The Marysville First Assembly Church conducted its second annual "Serve Day" in recognition of Earth Day, with help from SVR Construction, but it was the church's first Serve Day in conjunction with the city's "Clean Sweep." As other church members provided free lunches and free car washes, Pastor Nik Beaumgart credited the partnership between the city and the community organizations with lightening the load for all the participants.
"Last year, we were doing shredding and taking in paint and old computers, but with Shred-It, E&E Lumber and Servpro doing those, we didn't have to," Beaumgart said. "Last year, we had four dumpsters. This year, we have 15 dumpsters, plus appliance and metal recycling. So many more people heard about it this year that, if we'd had the same number of dumpsters, we would have filled up already," he said at 10 a.m., only an hour into the four-hour event.
In between hefting trash from vehicles into the dumpsters, church members Larry Norberg and Mike Johnson noted the number of items that were being thrown out in spite of still being usable, including several bicycles, a bag full of gold clubs and a bucket of golf balls.
Jennings Park hosted both educational displays and a hands-on learning opportunity, as the Allen Quilceda Watershed Action Team and other groups underscored the importance of protecting the native habitat from both non-native species and misuse by humans. Loren Brokaw of the Adopt-A-Stream Foundation showed children how industrial and agricultural pollutants can seep into the groundwater, using a plastic model and Kool-Aid powder, while Cara Ianni of the Stilly-Snohomish Fisheries Enhancement Task Force explained by the tree-planting being conducted along Allen Creek that day was so important to local wildlife.
"Trees along waterways increase the oxygen in water, lower its temperature with their shade and help make it clear by clinging to the ground with their roots," Ianni said. "I'm excited that all these groups can come together to give people a better understanding of their watershed."
Cindy Flint, a watershed steward with Snohomish County Surface Water Management, explained that a dozen Douglas firs and an equal number of cedar trees were planted, along with approximately 100 willow, yellow twig dogwood and red twig dogwood shrubs. She estimated that 130 people took part in the planting, many of them from well outside the Marysville or Arlington areas.
Brett Bridewell of Snohomish and Howard Willard of Camano Island were two students who turned out for the event, with Bridewell planting trees and shrubs to fulfill his school's community service requirements, while Willard helped remove blackberry brambles and canary grass to qualify for a Disney promotional tie-in. Elspeth Oyler of Lynnwood is only 6 years old, but she grunted as she lifted a shovel of mulch bigger than herself.
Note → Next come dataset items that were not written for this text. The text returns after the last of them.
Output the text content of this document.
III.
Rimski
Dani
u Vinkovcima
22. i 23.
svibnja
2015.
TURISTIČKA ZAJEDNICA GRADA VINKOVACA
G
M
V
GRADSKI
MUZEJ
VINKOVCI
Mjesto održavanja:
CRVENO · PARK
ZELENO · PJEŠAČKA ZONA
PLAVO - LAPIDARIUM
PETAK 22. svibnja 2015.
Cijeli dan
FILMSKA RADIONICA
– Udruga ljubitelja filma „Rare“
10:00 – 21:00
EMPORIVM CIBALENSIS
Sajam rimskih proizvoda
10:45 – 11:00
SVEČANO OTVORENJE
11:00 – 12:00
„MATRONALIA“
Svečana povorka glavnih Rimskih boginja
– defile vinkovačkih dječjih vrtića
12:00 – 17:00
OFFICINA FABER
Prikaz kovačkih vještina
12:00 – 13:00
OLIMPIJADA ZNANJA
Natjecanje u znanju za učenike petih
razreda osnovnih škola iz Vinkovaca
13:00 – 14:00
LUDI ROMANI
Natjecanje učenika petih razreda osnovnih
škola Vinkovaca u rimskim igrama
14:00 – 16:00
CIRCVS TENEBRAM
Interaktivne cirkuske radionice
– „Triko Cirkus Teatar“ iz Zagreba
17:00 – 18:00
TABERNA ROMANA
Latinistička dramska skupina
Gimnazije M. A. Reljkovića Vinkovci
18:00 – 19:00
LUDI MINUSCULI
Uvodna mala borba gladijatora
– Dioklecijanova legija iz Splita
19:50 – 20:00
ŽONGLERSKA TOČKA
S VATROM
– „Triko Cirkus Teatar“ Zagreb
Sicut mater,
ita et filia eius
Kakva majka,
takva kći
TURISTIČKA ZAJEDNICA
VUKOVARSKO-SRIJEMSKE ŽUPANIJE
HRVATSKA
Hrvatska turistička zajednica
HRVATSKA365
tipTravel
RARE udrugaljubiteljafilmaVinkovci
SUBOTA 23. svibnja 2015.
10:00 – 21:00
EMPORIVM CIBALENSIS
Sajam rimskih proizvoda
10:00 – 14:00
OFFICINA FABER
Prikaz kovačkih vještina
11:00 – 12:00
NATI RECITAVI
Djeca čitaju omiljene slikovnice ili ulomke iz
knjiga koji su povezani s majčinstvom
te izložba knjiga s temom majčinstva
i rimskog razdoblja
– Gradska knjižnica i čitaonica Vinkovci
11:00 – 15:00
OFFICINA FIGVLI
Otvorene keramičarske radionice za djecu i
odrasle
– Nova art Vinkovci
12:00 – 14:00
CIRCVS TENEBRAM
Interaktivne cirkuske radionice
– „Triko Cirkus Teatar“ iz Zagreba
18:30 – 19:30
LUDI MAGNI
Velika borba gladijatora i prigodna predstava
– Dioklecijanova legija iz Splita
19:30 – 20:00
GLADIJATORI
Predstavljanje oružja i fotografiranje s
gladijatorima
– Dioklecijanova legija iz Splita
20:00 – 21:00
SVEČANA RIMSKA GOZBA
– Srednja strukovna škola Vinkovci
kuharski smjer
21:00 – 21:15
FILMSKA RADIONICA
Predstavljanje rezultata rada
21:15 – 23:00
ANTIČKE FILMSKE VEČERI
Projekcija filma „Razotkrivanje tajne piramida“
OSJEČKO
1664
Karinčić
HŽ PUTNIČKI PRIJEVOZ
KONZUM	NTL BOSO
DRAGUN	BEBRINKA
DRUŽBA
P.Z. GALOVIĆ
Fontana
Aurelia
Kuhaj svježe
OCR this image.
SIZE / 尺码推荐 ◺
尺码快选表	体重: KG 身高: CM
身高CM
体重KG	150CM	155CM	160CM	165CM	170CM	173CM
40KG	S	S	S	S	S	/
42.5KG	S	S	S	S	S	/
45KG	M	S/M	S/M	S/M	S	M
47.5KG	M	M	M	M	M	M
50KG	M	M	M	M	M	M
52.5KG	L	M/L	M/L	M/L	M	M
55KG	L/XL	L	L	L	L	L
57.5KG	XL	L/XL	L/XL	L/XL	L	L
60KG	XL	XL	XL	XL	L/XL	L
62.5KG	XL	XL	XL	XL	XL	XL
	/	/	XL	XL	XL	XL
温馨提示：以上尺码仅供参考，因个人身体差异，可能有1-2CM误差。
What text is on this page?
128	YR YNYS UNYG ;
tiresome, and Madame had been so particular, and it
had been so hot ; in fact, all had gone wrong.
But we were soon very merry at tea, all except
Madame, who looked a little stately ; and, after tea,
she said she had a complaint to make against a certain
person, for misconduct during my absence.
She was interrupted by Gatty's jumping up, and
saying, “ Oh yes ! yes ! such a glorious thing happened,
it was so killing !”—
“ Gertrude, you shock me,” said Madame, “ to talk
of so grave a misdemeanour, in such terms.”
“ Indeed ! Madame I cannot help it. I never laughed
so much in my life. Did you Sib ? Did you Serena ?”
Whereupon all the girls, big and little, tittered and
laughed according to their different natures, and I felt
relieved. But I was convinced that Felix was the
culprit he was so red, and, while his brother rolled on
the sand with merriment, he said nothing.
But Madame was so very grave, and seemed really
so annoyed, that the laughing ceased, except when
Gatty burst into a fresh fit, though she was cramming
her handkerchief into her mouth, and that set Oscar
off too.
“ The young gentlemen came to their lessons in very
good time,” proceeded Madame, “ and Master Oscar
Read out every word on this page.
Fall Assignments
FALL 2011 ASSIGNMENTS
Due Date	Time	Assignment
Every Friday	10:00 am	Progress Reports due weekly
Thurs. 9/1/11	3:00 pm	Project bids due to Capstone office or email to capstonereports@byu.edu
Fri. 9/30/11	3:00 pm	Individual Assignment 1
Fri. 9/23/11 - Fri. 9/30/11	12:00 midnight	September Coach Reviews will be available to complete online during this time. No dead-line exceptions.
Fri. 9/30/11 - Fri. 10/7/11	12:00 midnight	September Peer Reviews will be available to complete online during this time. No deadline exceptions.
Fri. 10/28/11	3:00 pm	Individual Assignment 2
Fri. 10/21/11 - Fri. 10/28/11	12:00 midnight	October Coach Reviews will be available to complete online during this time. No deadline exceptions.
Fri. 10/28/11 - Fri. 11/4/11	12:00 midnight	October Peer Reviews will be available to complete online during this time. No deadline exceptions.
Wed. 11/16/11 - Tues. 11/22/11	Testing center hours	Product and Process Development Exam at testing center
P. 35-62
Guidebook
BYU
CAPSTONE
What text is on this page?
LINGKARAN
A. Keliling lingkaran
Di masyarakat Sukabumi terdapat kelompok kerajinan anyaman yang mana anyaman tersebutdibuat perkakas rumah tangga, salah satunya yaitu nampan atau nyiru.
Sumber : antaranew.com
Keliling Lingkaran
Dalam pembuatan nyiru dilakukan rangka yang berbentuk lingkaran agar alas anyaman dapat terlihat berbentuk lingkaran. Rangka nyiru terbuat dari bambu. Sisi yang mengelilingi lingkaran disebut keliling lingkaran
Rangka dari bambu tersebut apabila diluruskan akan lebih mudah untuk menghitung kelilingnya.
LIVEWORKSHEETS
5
Like their fellow volunteers, Marysville's April Wilkins and Peter Nielsen laid old coffee bags, donated by Cascade Coffee, around their trees and shrubs, before shoveling mulch over the burlap.
"It gives the willows a chance to grow, without the weeds taking over," Wilkins said. "I love to see the kids out here getting involved."
"It's like yard work except longer," Nielsen said. "A couple of weeks ago, I came here and this was just overgrown with grass and brambles, so they buzzed that back before we even started. I like the way this is going. It's a start."